Here’s some amazing design stories, in no particular order.
Citroen once asked Bertone to design a new compact car, and it came up with the Xantia. A little while later Daewoo commissioned the Italian design house for its own compact car, and the Espero is clearly all-Xantia design cues from the front bumper back to the B-pillar.
Citroen Xantia
Daewoo Espero
Alfa Romeo commissioned a new model from Pininfarina, and it delivered a concept car, which Alfa Romeo rejected. So, when Peugeot asked Pinifarina for a new car to replace the 505, it recycled the concept it had submitted to Alfa Romeo, and this car became the Peugeot 405. Then, oops! Alfa Romeo rejected its own in-house concept, went back to Pininfarina and said they would take its concept after all, and thus was born the Alfa Romeo 164.
Alfa Romeo 164
Peugeot 405
In 1990 Ital Design suggested a design concept to Jaguar which it called the Kensington. Jaguar rejected the design, but lo! The Kensington concept was reborn as the Daewoo Leganza. Actually, it was also used as the basis for the Lexus GS300 and the Seat Toledo!

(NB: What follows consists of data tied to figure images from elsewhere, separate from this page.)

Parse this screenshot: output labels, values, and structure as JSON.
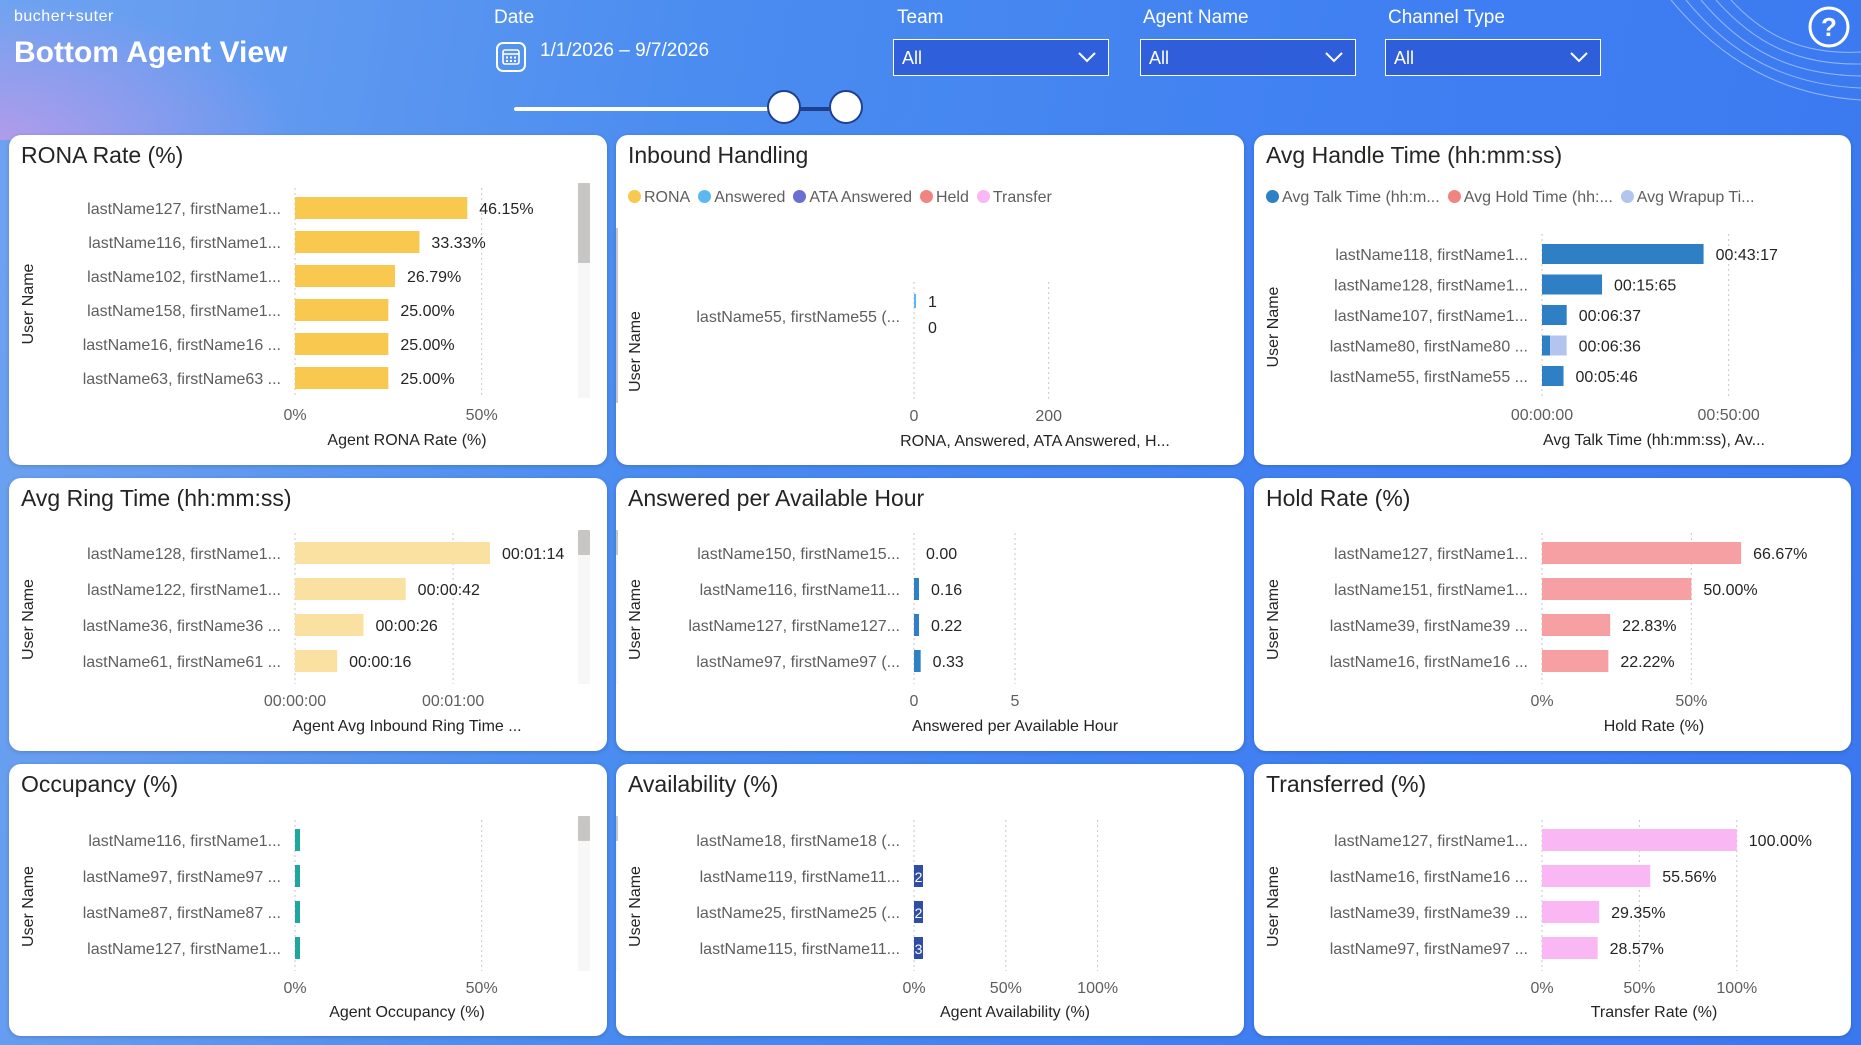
{
  "header": {
    "logo": "bucher+suter",
    "title": "Bottom Agent View",
    "date": {
      "label": "Date",
      "range": "1/1/2026 – 9/7/2026"
    },
    "filters": [
      {
        "label": "Team",
        "value": "All"
      },
      {
        "label": "Agent Name",
        "value": "All"
      },
      {
        "label": "Channel Type",
        "value": "All"
      }
    ]
  },
  "icons": [
    "calendar-icon",
    "chevron-down-icon",
    "help-icon"
  ],
  "colors": {
    "rona": "#f9c84f",
    "ring": "#fbe1a1",
    "hold": "#f7a0a3",
    "transfer": "#f9b7f3",
    "talk": "#2f7fc4",
    "wrapup": "#b3c4ef",
    "occupancy": "#20a6a0",
    "availability": "#2f4da6",
    "answered": "#5bb8f0"
  },
  "panels": [
    {
      "id": "rona",
      "title": "RONA Rate (%)",
      "ylabel": "User Name",
      "xlabel": "Agent RONA Rate (%)",
      "xmax": 60,
      "ticks": [
        {
          "v": 0,
          "label": "0%"
        },
        {
          "v": 50,
          "label": "50%"
        }
      ],
      "color": "rona",
      "rows": [
        {
          "name": "lastName127, firstName1...",
          "value": 46.15,
          "label": "46.15%"
        },
        {
          "name": "lastName116, firstName1...",
          "value": 33.33,
          "label": "33.33%"
        },
        {
          "name": "lastName102, firstName1...",
          "value": 26.79,
          "label": "26.79%"
        },
        {
          "name": "lastName158, firstName1...",
          "value": 25.0,
          "label": "25.00%"
        },
        {
          "name": "lastName16, firstName16 ...",
          "value": 25.0,
          "label": "25.00%"
        },
        {
          "name": "lastName63, firstName63 ...",
          "value": 25.0,
          "label": "25.00%"
        }
      ]
    },
    {
      "id": "inbound",
      "title": "Inbound Handling",
      "ylabel": "User Name",
      "xlabel": "RONA, Answered, ATA Answered, H...",
      "legend": [
        {
          "label": "RONA",
          "color": "#f9c84f"
        },
        {
          "label": "Answered",
          "color": "#5bb8f0"
        },
        {
          "label": "ATA Answered",
          "color": "#6a6fd1"
        },
        {
          "label": "Held",
          "color": "#f2847f"
        },
        {
          "label": "Transfer",
          "color": "#f9b7f3"
        }
      ],
      "xmax": 300,
      "ticks": [
        {
          "v": 0,
          "label": "0"
        },
        {
          "v": 200,
          "label": "200"
        }
      ],
      "name": "lastName55, firstName55 (...",
      "series": [
        {
          "name": "Answered",
          "value": 1,
          "label": "1",
          "color": "#5bb8f0"
        },
        {
          "name": "Held",
          "value": 0,
          "label": "0",
          "color": "#f2847f"
        }
      ]
    },
    {
      "id": "aht",
      "title": "Avg Handle Time (hh:mm:ss)",
      "ylabel": "User Name",
      "xlabel": "Avg Talk Time (hh:mm:ss), Av...",
      "legend": [
        {
          "label": "Avg Talk Time (hh:m...",
          "color": "#2f7fc4"
        },
        {
          "label": "Avg Hold Time (hh:...",
          "color": "#f2847f"
        },
        {
          "label": "Avg Wrapup Ti...",
          "color": "#b3c4ef"
        }
      ],
      "xmax": 3600,
      "ticks": [
        {
          "v": 0,
          "label": "00:00:00"
        },
        {
          "v": 3000,
          "label": "00:50:00"
        }
      ],
      "rows": [
        {
          "name": "lastName118, firstName1...",
          "talk": 2597,
          "wrapup": 0,
          "label": "00:43:17"
        },
        {
          "name": "lastName128, firstName1...",
          "talk": 965,
          "wrapup": 0,
          "label": "00:15:65"
        },
        {
          "name": "lastName107, firstName1...",
          "talk": 397,
          "wrapup": 0,
          "label": "00:06:37"
        },
        {
          "name": "lastName80, firstName80 ...",
          "talk": 130,
          "wrapup": 266,
          "label": "00:06:36"
        },
        {
          "name": "lastName55, firstName55 ...",
          "talk": 346,
          "wrapup": 0,
          "label": "00:05:46"
        }
      ]
    },
    {
      "id": "ring",
      "title": "Avg Ring Time (hh:mm:ss)",
      "ylabel": "User Name",
      "xlabel": "Agent Avg Inbound Ring Time ...",
      "xmax": 85,
      "ticks": [
        {
          "v": 0,
          "label": "00:00:00"
        },
        {
          "v": 60,
          "label": "00:01:00"
        }
      ],
      "color": "ring",
      "rows": [
        {
          "name": "lastName128, firstName1...",
          "value": 74,
          "label": "00:01:14"
        },
        {
          "name": "lastName122, firstName1...",
          "value": 42,
          "label": "00:00:42"
        },
        {
          "name": "lastName36, firstName36 ...",
          "value": 26,
          "label": "00:00:26"
        },
        {
          "name": "lastName61, firstName61 ...",
          "value": 16,
          "label": "00:00:16"
        }
      ]
    },
    {
      "id": "aph",
      "title": "Answered per Available Hour",
      "ylabel": "User Name",
      "xlabel": "Answered per Available Hour",
      "xmax": 10,
      "ticks": [
        {
          "v": 0,
          "label": "0"
        },
        {
          "v": 5,
          "label": "5"
        }
      ],
      "color": "talk",
      "rows": [
        {
          "name": "lastName150, firstName15...",
          "value": 0.0,
          "label": "0.00"
        },
        {
          "name": "lastName116, firstName11...",
          "value": 0.16,
          "label": "0.16"
        },
        {
          "name": "lastName127, firstName127...",
          "value": 0.22,
          "label": "0.22"
        },
        {
          "name": "lastName97, firstName97 (...",
          "value": 0.33,
          "label": "0.33"
        }
      ]
    },
    {
      "id": "hold",
      "title": "Hold Rate (%)",
      "ylabel": "User Name",
      "xlabel": "Hold Rate (%)",
      "xmax": 75,
      "ticks": [
        {
          "v": 0,
          "label": "0%"
        },
        {
          "v": 50,
          "label": "50%"
        }
      ],
      "color": "hold",
      "rows": [
        {
          "name": "lastName127, firstName1...",
          "value": 66.67,
          "label": "66.67%"
        },
        {
          "name": "lastName151, firstName1...",
          "value": 50.0,
          "label": "50.00%"
        },
        {
          "name": "lastName39, firstName39 ...",
          "value": 22.83,
          "label": "22.83%"
        },
        {
          "name": "lastName16, firstName16 ...",
          "value": 22.22,
          "label": "22.22%"
        }
      ]
    },
    {
      "id": "occupancy",
      "title": "Occupancy (%)",
      "ylabel": "User Name",
      "xlabel": "Agent Occupancy (%)",
      "xmax": 60,
      "ticks": [
        {
          "v": 0,
          "label": "0%"
        },
        {
          "v": 50,
          "label": "50%"
        }
      ],
      "color": "occupancy",
      "rows": [
        {
          "name": "lastName116, firstName1...",
          "value": 0.5,
          "label": ""
        },
        {
          "name": "lastName97, firstName97 ...",
          "value": 0.6,
          "label": ""
        },
        {
          "name": "lastName87, firstName87 ...",
          "value": 0.7,
          "label": ""
        },
        {
          "name": "lastName127, firstName1...",
          "value": 0.9,
          "label": ""
        }
      ]
    },
    {
      "id": "availability",
      "title": "Availability (%)",
      "ylabel": "User Name",
      "xlabel": "Agent Availability (%)",
      "xmax": 110,
      "ticks": [
        {
          "v": 0,
          "label": "0%"
        },
        {
          "v": 50,
          "label": "50%"
        },
        {
          "v": 100,
          "label": "100%"
        }
      ],
      "color": "availability",
      "rows": [
        {
          "name": "lastName18, firstName18 (...",
          "value": 0,
          "label": ""
        },
        {
          "name": "lastName119, firstName11...",
          "value": 2,
          "label": "2"
        },
        {
          "name": "lastName25, firstName25 (...",
          "value": 2,
          "label": "2"
        },
        {
          "name": "lastName115, firstName11...",
          "value": 3,
          "label": "3"
        }
      ]
    },
    {
      "id": "transfer",
      "title": "Transferred (%)",
      "ylabel": "User Name",
      "xlabel": "Transfer Rate (%)",
      "xmax": 115,
      "ticks": [
        {
          "v": 0,
          "label": "0%"
        },
        {
          "v": 50,
          "label": "50%"
        },
        {
          "v": 100,
          "label": "100%"
        }
      ],
      "color": "transfer",
      "rows": [
        {
          "name": "lastName127, firstName1...",
          "value": 100.0,
          "label": "100.00%"
        },
        {
          "name": "lastName16, firstName16 ...",
          "value": 55.56,
          "label": "55.56%"
        },
        {
          "name": "lastName39, firstName39 ...",
          "value": 29.35,
          "label": "29.35%"
        },
        {
          "name": "lastName97, firstName97 ...",
          "value": 28.57,
          "label": "28.57%"
        }
      ]
    }
  ]
}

Ital Design Kensington concept
Daewoo Leganza
In the early 1990s Jaguar began studies on a successor to the venerable XJ-S, and because of a joint venture with Tom Walkinshaw’s TWR Group some joint work was done on a concept called XJ-41. The project was too expensive for Jaguar and was stopped, but Ian Callum (who joined TWR from Carrozzeria Ghia) borrowed some of the fundamentals of the concept and created Project XX. Jaguar ditched that too, but this was the starting point for what would become the Aston Martin DB7.
Jaguar XJ41 concept
Aston Martin DB7
In 1995 Ital Design proposed a sports coupe to Daewoo Motor, labelled the Daewoo Bucrane. However, there was no chance of this car going into production and the concept was put back on the shelf. Lo and behold, in 1997, the same concept was reborn as the Maserati 3200GT. See, no need to waste a good design!
Ital Design Bucrane concept
Maserati 3200 GT
Daewoo and Ital Design joined up again in 1998 when the Turin design firm took a concept it had developed for Fiat, codenamed Lucciola, and this was the design concept that went into production as the Daewoo Matiz.